There were so many other shows in town, especially after the opening of the new Westgate Centre.

My own view is that those eager for Italian food would do well to seek out restaurants owned and staffed by Italians, authenticity thereby more likely, if not guaranteed.

Oxford used to boast many, including the Saraceno in Magdalen Street, the Luna Caprese in North Parade Avenue, the Cantina di Capri in Queen Street and Rimini in Hythe Bridge Street.

Today, the banner of traditional Italian is fluttering in very few places, far and away the best being La Cucina in St Clements, expertly run by chef Alberto Brunelli.

The reputation of the chain-operated ‘Italian’ restaurants – never up to much – will have been further tarnished by recent revelations concerning ASK Italian.

The company was fined £40,000 after three years of deceit over the most expensive dish on its menu.

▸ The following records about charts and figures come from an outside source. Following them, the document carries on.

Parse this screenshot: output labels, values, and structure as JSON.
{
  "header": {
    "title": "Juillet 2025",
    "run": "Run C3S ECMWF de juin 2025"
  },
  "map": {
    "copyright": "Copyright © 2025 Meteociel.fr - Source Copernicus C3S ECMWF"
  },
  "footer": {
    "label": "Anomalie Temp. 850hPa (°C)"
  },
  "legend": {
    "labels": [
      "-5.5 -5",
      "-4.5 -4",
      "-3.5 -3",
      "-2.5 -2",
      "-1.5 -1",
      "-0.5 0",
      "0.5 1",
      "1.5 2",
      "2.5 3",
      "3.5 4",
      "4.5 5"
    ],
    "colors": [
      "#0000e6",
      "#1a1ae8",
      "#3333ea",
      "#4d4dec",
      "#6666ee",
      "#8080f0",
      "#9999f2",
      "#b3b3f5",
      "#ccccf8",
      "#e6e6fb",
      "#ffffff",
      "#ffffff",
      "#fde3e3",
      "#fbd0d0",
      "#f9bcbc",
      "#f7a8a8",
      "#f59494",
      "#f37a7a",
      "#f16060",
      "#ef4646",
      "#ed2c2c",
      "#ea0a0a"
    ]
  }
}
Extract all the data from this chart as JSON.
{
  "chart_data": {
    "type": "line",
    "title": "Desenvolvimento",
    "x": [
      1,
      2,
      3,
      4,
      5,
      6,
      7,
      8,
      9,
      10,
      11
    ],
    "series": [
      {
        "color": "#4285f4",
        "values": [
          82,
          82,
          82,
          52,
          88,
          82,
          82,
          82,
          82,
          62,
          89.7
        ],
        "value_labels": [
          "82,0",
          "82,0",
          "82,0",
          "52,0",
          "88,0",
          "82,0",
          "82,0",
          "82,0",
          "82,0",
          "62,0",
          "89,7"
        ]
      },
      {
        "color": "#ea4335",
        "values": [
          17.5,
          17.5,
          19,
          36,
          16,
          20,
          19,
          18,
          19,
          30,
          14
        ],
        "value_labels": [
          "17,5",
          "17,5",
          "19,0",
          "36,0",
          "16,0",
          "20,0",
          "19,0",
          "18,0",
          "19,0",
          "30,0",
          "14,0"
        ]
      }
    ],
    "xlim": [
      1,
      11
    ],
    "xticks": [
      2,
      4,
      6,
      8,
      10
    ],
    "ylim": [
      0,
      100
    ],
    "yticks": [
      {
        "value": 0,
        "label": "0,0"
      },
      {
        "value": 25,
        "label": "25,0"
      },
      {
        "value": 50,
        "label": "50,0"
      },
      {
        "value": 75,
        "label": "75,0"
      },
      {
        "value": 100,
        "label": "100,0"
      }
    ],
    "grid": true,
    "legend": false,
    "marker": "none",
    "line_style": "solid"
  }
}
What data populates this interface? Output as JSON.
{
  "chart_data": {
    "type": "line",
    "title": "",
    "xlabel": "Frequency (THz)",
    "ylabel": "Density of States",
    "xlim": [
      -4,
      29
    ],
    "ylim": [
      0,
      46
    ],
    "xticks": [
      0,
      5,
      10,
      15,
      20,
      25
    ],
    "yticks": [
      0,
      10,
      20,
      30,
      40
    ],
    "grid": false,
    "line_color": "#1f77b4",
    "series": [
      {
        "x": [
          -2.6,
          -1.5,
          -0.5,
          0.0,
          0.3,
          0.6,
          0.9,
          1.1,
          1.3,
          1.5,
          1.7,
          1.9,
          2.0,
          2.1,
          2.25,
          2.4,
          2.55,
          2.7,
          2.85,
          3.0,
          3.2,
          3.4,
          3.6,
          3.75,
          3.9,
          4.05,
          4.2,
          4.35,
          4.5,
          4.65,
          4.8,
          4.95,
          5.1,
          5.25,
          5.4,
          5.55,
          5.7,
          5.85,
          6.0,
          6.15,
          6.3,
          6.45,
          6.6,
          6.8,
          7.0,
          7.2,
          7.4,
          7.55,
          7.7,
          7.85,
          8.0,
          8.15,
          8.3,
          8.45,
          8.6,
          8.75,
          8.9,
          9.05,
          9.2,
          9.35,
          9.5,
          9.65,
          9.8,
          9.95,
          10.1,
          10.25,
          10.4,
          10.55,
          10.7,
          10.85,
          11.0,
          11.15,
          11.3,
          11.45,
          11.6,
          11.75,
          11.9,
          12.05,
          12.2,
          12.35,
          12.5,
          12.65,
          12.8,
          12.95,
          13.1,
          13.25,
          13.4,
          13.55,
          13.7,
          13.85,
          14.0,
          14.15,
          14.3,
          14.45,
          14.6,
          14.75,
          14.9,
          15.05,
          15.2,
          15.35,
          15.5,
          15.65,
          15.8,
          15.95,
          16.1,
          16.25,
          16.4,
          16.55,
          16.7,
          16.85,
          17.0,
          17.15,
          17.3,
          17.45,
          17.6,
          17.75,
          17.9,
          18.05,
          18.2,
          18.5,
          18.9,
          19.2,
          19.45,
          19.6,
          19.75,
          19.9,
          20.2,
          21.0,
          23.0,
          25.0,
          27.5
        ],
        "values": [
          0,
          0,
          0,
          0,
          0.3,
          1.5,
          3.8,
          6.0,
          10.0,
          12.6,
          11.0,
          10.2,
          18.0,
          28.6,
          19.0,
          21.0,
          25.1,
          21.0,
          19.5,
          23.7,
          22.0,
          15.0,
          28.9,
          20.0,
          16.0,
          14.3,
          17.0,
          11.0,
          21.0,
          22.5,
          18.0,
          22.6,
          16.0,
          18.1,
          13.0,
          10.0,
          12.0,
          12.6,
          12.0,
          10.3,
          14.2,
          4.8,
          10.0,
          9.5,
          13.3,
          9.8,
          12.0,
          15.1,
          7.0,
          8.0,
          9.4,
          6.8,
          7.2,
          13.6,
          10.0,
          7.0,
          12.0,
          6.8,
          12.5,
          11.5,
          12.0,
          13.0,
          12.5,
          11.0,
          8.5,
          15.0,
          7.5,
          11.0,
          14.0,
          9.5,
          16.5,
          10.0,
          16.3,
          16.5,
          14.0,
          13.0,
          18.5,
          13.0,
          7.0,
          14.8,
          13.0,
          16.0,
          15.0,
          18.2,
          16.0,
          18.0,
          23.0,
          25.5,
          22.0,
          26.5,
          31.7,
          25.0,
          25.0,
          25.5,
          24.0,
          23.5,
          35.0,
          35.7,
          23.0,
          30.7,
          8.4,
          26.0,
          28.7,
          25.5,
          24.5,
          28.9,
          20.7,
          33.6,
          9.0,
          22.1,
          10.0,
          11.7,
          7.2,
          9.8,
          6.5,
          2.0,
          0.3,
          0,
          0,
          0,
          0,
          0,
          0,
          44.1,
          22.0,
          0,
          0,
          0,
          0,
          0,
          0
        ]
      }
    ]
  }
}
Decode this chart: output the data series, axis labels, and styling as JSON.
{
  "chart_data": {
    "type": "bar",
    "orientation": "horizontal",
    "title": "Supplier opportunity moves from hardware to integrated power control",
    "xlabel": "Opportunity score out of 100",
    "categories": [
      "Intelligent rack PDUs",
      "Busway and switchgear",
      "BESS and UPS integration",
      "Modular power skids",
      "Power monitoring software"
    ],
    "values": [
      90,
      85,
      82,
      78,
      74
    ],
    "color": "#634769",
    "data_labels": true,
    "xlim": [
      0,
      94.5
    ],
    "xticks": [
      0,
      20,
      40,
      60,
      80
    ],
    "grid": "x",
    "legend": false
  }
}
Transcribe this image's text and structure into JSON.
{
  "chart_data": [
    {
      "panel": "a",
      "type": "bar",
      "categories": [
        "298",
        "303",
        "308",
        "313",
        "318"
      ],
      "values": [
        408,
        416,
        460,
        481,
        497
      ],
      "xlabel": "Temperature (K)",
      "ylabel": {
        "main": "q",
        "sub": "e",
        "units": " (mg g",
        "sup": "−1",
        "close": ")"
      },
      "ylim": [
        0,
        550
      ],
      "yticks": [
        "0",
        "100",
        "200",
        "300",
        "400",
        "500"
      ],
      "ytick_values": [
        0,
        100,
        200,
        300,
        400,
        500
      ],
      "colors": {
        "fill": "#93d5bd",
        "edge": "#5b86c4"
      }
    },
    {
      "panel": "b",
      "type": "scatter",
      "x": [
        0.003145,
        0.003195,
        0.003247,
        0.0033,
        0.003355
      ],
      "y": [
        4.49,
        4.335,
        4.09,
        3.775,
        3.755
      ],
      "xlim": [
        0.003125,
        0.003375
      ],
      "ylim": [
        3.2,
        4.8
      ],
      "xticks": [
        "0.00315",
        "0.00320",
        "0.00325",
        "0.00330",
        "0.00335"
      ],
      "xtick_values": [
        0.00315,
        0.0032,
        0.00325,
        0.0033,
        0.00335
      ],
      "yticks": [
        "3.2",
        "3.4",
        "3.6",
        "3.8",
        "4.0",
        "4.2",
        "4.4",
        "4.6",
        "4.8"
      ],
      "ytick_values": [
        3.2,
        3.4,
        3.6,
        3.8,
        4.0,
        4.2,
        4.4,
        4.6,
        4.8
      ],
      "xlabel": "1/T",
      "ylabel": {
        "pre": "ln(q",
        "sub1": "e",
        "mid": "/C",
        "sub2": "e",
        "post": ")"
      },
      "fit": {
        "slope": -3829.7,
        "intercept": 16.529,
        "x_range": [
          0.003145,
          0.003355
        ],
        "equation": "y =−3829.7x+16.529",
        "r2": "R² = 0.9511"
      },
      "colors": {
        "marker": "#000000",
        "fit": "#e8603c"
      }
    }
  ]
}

Aragosta e gamberoni, priced at £14.95, described as lobster and king prawns in a tomato and chilli sauce, turned out to be made with a product called Lobster Sensations, costing 70p a portion and containing almost as much white fish (34 per cent) as lobster (35 per cent).

A doctor, writing to The Times, said this could have led to a life-threatening reaction for people allergic to white fish, as he is.

Dr Bernard Norman wrote: “[I] would have ended up in a hospital emergency department, possibly en route to the hospital mortuary.”